Op-Ed

Is the vice presidency returning to its original role?

Posted

We haven’t heard much from Vice President Kamala Harris recently. We heard and saw plenty from Harris during the 2020 campaign season, as well as during President Biden’s tumultuous first year. She was initially warmly received, but her approval ratings tanked along with the president’s. Perhaps Harris’s most notable moment was when she told Guatemalan migrants, “Do not come” to the United States. That only continued her ratings’ downward trend.
And yet as public opinion of the Biden presidency has generally improved in recent months, we still haven’t heard a peep from the vice president.
Think about it. What does the vice president actually do? You probably learned in history class that he (and now she) presides over the Senate. And that’s about it. There’s nothing in the Constitution spelling out vice presidential duties except for wielding a gavel during Senate proceedings and, of course, becoming president if the president dies or resigns, which doesn’t happen much.
Yet it seems noteworthy that we haven’t heard from Harris much. We didn’t hear a lot from Mike Pence in the Trump years, either. So the question is: After a few administrations in which vice presidents took on larger roles, is the vice presidency returning to its original role of being, well, meaningless?
We first have to understand the history of both the original role and the more recent model. The vice presidency was originally a job that had no relevance unless the president died, and the candidate was chosen as an ideological balance of the president in order to win the election. You probably can’t name many vice presidents, and those you can most likely either became president themselves or were in office more recently.

John Adams, the country’s first vice president under George Washington, hated the job, calling it “the most insignificant office that ever the invention of man contrived.” Thomas Marshall, V.P. under Woodrow Wilson, once joked that a woman had two sons: One of them went to sea, the other became vice president and neither was ever heard from again.
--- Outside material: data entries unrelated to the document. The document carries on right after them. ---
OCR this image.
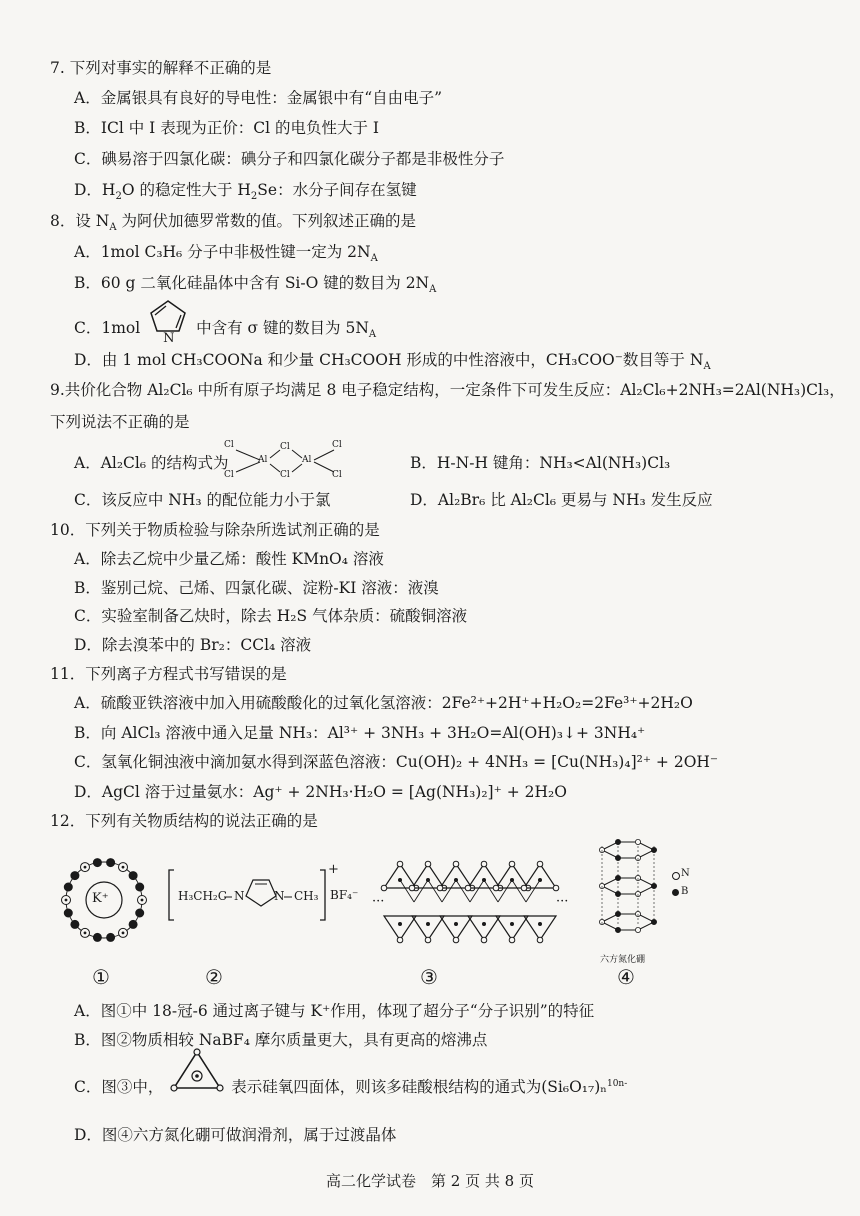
7. 下列对事实的解释不正确的是
A．金属银具有良好的导电性：金属银中有“自由电子”
B．ICl 中 I 表现为正价：Cl 的电负性大于 I
C．碘易溶于四氯化碳：碘分子和四氯化碳分子都是非极性分子
D．$H_2O$ 的稳定性大于 $H_2Se$：水分子间存在氢键
8．设 $N_A$ 为阿伏加德罗常数的值。下列叙述正确的是
A．1mol C₃H₆ 分子中非极性键一定为 $2N_A$
B．60 g 二氧化硅晶体中含有 Si-O 键的数目为 $2N_A$
C．1mol
N
中含有 σ 键的数目为 $5N_A$
D．由 1 mol CH₃COONa 和少量 CH₃COOH 形成的中性溶液中，CH₃COO⁻数目等于 $N_A$
9.共价化合物 Al₂Cl₆ 中所有原子均满足 8 电子稳定结构，一定条件下可发生反应：Al₂Cl₆+2NH₃=2Al(NH₃)Cl₃，
下列说法不正确的是
A．Al₂Cl₆ 的结构式为
Cl
Cl
Al
Cl
Cl
Al
Cl
Cl
B．H-N-H 键角：NH₃<Al(NH₃)Cl₃
C．该反应中 NH₃ 的配位能力小于氯	D．Al₂Br₆ 比 Al₂Cl₆ 更易与 NH₃ 发生反应
10．下列关于物质检验与除杂所选试剂正确的是
A．除去乙烷中少量乙烯：酸性 KMnO₄ 溶液
B．鉴别己烷、己烯、四氯化碳、淀粉-KI 溶液：液溴
C．实验室制备乙炔时，除去 H₂S 气体杂质：硫酸铜溶液
D．除去溴苯中的 Br₂：CCl₄ 溶液
11．下列离子方程式书写错误的是
A．硫酸亚铁溶液中加入用硫酸酸化的过氧化氢溶液：2Fe²⁺+2H⁺+H₂O₂=2Fe³⁺+2H₂O
B．向 AlCl₃ 溶液中通入足量 NH₃：Al³⁺ + 3NH₃ + 3H₂O=Al(OH)₃↓+ 3NH₄⁺
C．氢氧化铜浊液中滴加氨水得到深蓝色溶液：Cu(OH)₂ + 4NH₃ = [Cu(NH₃)₄]²⁺ + 2OH⁻
D．AgCl 溶于过量氨水：Ag⁺ + 2NH₃·H₂O = [Ag(NH₃)₂]⁺ + 2H₂O
12．下列有关物质结构的说法正确的是
K⁺	H₃CH₂C N N CH₃
+
BF₄⁻ ···	···
N
B
六方氮化硼
①	②	③	④
A．图①中 18-冠-6 通过离子键与 K⁺作用，体现了超分子“分子识别”的特征
B．图②物质相较 NaBF₄ 摩尔质量更大，具有更高的熔沸点
C．图③中，	表示硅氧四面体，则该多硅酸根结构的通式为(Si₆O₁₇)ₙ$^{10n-}$
D．图④六方氮化硼可做润滑剂，属于过渡晶体
高二化学试卷　第 2 页 共 8 页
John Nance Garner, who was Franklin D. Roosevelt’s first vice president, said the office was “not worth a bucket of warm spit.”
That changed in 1940. Roosevelt and Garner had a falling out, and FDR replaced Garner with a former cabinet secretary, Henry A. Wallace. Wallace had lots of government experience. Other vice presidents had been qualified too, but Wallace made the office into something more, given executive oversight over several committees and going on speaking tours nationwide. He was referred to by newspapers of the time as the “assistant president.”
The vice presidency was changing.
The Democratic Party replaced Wallace with Harry Truman in 1944, and Truman and Roosevelt never hit it off like Wallace and FDR did, but future vice presidents built on the Wallace model. Dwight Eisenhower’s second in command, Richard Nixon, had even more responsibilities than Wallace. Lyndon Johnson was John F. Kennedy’s liaison to the wings of the Democratic Party that Kennedy had trouble connecting with, and then Hubert Humphrey served in that same role for Johnson.
While Spiro Agnew, Gerald Ford and Nelson Rockefeller didn’t have memorable vice presidencies, Walter Mondale took the role to new heights, and got an office in the White House. George H.W. Bush, Dan Quayle, Al Gore, Dick Cheney and Joe Biden all served as top confidants and advisers to their presidents, and maintained high national profiles.
Then vice presidential momentum slowed with Pence, and came to a screeching halt with Harris.
It seems that both Trump and Biden chose their running mates based more on the electoral disadvantages the top men had than their need for a good second-in-command. Trump never had a particular use for Pence, but needed him on the ticket to appeal to the more traditional wing of the Republican Party. Biden was thinking the same way, but about the less traditional wing of the Democratic Party. Neither was much concerned about who could best serve as their No. 2, and Biden’s diversity-related blind spot made Harris the right choice — but he apparently has little need for whatever she can bring to the table as a leader.
All of this raises the question, after two lackluster V.P.s — unless something changes dramatically during the balance of the Biden administration — is the vice presidency returning to its historical role of being little more than a campaign pitch? Will we get an “assistant president” again any time soon?